The President of the World Bank, Dr Jim Yong Kim, said: "The result is a dramatic picture of a world of climate- and weather-extremes causing devastation and human suffering. In many cases, multiple threats of increasing extreme heatwaves, sea-level rise, more severe storms, droughts, and floods will have severe negative implications for the poorest and most vulnerable."

As climate change forced people into urban areas, there could be an apocalyptic scenario of "higher numbers of people in informal settlements being exposed to heatwaves, flooding, and diseases", he warned.

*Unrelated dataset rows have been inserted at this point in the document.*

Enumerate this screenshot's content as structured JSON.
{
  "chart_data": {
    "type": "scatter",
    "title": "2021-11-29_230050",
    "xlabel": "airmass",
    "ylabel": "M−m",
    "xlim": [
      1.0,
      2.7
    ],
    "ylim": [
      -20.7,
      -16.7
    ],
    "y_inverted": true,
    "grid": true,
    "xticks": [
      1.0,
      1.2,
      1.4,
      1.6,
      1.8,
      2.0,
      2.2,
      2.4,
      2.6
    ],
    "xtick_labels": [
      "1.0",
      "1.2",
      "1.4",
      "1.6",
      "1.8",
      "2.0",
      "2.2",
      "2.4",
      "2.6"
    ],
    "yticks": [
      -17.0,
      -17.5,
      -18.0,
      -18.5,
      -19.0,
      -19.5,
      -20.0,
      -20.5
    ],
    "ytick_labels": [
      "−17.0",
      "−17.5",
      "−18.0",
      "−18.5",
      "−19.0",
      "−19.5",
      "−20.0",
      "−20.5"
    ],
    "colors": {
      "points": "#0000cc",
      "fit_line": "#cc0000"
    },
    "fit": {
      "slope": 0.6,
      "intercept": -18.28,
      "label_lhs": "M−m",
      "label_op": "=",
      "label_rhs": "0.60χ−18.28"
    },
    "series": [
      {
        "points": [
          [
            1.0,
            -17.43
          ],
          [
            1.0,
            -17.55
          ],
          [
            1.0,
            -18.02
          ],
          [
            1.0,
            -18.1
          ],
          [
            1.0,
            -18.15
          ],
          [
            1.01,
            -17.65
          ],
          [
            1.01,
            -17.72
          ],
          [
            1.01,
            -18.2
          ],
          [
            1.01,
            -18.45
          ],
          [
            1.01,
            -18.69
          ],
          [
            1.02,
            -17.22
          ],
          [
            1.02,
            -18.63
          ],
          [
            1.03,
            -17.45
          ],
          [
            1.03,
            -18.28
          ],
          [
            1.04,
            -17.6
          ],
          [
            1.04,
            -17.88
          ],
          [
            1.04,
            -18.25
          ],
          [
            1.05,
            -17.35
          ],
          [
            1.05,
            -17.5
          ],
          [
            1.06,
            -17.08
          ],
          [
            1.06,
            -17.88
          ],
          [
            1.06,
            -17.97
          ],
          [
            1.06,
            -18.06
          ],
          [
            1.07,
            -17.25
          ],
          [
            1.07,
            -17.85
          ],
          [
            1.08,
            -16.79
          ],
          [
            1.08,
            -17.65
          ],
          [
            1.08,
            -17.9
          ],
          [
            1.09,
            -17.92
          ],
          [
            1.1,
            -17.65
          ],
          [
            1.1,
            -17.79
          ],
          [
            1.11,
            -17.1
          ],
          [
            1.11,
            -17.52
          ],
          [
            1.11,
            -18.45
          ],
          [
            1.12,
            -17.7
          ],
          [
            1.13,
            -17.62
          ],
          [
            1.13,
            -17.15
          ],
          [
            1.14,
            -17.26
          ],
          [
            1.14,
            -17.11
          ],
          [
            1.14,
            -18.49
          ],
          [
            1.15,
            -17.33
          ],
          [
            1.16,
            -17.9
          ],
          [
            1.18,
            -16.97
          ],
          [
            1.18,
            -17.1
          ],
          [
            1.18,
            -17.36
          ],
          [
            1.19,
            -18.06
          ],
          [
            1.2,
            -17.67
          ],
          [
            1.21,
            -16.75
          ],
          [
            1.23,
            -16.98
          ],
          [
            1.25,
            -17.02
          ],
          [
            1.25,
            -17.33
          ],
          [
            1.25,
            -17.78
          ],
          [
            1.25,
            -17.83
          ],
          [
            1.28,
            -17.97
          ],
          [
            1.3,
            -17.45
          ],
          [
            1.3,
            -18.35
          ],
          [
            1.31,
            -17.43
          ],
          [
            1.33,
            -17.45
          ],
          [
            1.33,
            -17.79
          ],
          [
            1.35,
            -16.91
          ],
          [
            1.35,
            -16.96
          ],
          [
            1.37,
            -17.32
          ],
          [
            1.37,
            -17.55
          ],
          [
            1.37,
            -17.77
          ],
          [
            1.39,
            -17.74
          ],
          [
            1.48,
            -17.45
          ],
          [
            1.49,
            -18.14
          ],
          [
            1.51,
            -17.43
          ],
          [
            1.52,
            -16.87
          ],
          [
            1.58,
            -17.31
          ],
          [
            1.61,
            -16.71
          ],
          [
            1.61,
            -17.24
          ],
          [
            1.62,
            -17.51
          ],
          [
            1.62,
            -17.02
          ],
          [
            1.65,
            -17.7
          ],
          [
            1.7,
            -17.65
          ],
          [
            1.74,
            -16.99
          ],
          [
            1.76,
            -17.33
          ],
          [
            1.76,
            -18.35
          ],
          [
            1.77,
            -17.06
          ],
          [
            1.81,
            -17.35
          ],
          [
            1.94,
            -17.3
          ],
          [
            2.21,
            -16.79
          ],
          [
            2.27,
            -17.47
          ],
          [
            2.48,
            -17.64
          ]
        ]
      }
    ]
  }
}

Christian Aid has called on governments to act quickly over the report's warning. A senior climate-change adviser for the charity, Dr Alison Doig, said: "This report shows that the current global target of staying below 2°C - previously thought to be a relatively safe level - will, in reality, have a massive impact on people in developing countries.

"Impacts such as extreme heat events, water scarcity and drought, rising sea-levels, and increased hurricane intensity are already being seen more frequently by people in developing countries.

"The report shows how a two-degree global temperature rise will massively increase these threats, while a four-degree rise, which is the current trajectory if significantly more action is not taken to curb emissions, would be devastating and unstoppable. This report gives a stark warning to global leaders to raise their ambition and act to stop climate change as an urgent priority. Efforts so far have been pitiful. The time to act is now.''

But she also attacked the World Bank over its investment in coal-fired power stations. "The World Bank should learn lessons, and lead the world's financial institutes by divesting in fossil fuels, and leading the move to a low-carbon transformation of global energy. At present, it invests billions of dollars every year in coal, oil, and gas," she said.